The bill, sponsored by Republican Sen. Trip Pittman of Daphne, now goes to the House for consideration. Republican Rep. Kerry Rich of Arab, who will handle the bill in the House, said, “I think we can get it up and pass it. The whole deal was getting it out of the Senate.”

The bill provides that when a person applies to the state Department of Human Resources for Temporary Assistance to Needy Families, the person is suspected of using illegal drugs if they have had a drug conviction in the past five years. The person must take a drug test paid for by the state and will get the welfare benefits while awaiting the results of the drug test. If the person passes the drug test, that’s it.

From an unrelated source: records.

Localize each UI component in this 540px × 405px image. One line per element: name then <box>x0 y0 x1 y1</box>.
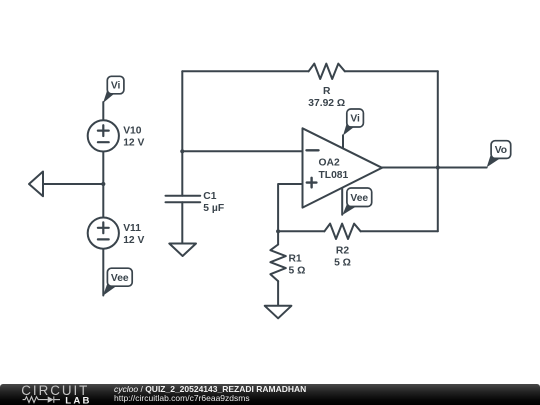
CircuitLab logo <box>0 383 110 405</box>
capacitor C1 plates <box>166 196 201 203</box>
flag Vo at output <box>487 141 511 168</box>
label R value <box>308 86 345 109</box>
resistor R1 body <box>270 245 285 282</box>
ground below R1 <box>265 306 292 319</box>
svg-text:TL081: TL081 <box>319 170 349 181</box>
svg-text:Vi: Vi <box>350 114 360 125</box>
flag Vi at op-amp V+ <box>343 109 363 136</box>
flag Vee at op-amp V- <box>342 188 371 215</box>
label C1 value <box>203 191 224 214</box>
credit text <box>114 385 306 404</box>
svg-text:Vo: Vo <box>495 145 507 156</box>
label R1 value <box>289 254 306 277</box>
wire R2 left to node <box>278 230 324 232</box>
wire V11 bottom to Vee flag <box>102 249 104 296</box>
svg-text:5 µF: 5 µF <box>203 203 224 214</box>
label V10 value <box>123 126 144 149</box>
voltage source V11 <box>88 218 119 249</box>
svg-text:OA2: OA2 <box>319 158 340 169</box>
wire op-amp output to Vo <box>382 167 487 169</box>
flag Vee at bottom of sources <box>103 268 132 296</box>
wire top horizontal right of R <box>345 70 438 72</box>
svg-text:R2: R2 <box>336 245 349 256</box>
wire node to C1 top <box>181 151 183 196</box>
svg-text:Vee: Vee <box>350 193 368 204</box>
junction node at R1/R2 <box>276 229 280 233</box>
junction node at sources midpoint <box>101 182 105 186</box>
svg-text:Vi: Vi <box>111 81 121 92</box>
label V11 value <box>123 223 144 246</box>
wire right vertical feedback <box>437 71 439 231</box>
wire non-inverting input <box>278 184 302 231</box>
svg-text:R1: R1 <box>289 254 302 265</box>
svg-text:R: R <box>323 86 331 97</box>
input terminal arrow <box>29 172 43 197</box>
wire top horizontal left of R <box>182 70 308 72</box>
svg-text:12 V: 12 V <box>123 138 144 149</box>
svg-text:C1: C1 <box>203 191 216 202</box>
wire Vi flag to V10 top <box>102 102 104 121</box>
flag Vi at top of sources <box>103 76 124 103</box>
svg-text:V10: V10 <box>123 126 142 137</box>
voltage source V10 <box>88 120 119 151</box>
svg-text:12 V: 12 V <box>123 235 144 246</box>
svg-text:37.92 Ω: 37.92 Ω <box>308 98 345 109</box>
wire V- power stub <box>341 188 343 215</box>
footer bar <box>0 384 540 405</box>
junction node at output <box>436 165 440 169</box>
junction node at C1 / inverting input <box>180 149 184 153</box>
svg-text:5 Ω: 5 Ω <box>289 266 306 277</box>
ground below C1 <box>169 244 196 257</box>
label R2 value <box>334 245 351 268</box>
wire feedback left vertical <box>181 71 183 151</box>
svg-text:V11: V11 <box>123 223 141 234</box>
svg-text:Vee: Vee <box>111 273 129 284</box>
op-amp OA2 body <box>303 128 383 207</box>
wire bottom horizontal to R2 <box>361 230 438 232</box>
wire C1 bottom to ground <box>181 202 183 243</box>
wire R1 bottom to ground <box>277 281 279 306</box>
label OA2 TL081 <box>319 158 349 182</box>
svg-text:LAB: LAB <box>65 395 91 405</box>
resistor R body <box>309 64 345 79</box>
resistor R2 body <box>324 224 360 239</box>
wire V10 bottom to V11 top <box>102 152 104 218</box>
svg-text:5 Ω: 5 Ω <box>334 257 351 268</box>
wire input arrow to node junction <box>43 183 103 185</box>
wire V+ power stub <box>342 135 344 148</box>
wire node to R1 top <box>277 231 279 244</box>
wire inverting input <box>182 150 302 152</box>
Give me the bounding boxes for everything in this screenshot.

If the person fails, they get a warning and tested again later. If they fail again, they lose their share of the welfare benefits, but keep the children’s share, and they have to take a third test. If they fail that, the children’s share is transferred to another person, such as a relative.

“This is an attempt to get people off drugs,” Pittman said.

He said it does not involve widespread drug testing and should affect a couple of hundred people each year. The drug testing does not apply to people applying for food stamps, he said.

After his bill passed with few people in the Senate chamber, Pittman and Marsh high-fived each other. Pittman said he was fine with the bill passing with no discussion Wednesday because it had been discussed in detail on a previous day without a vote.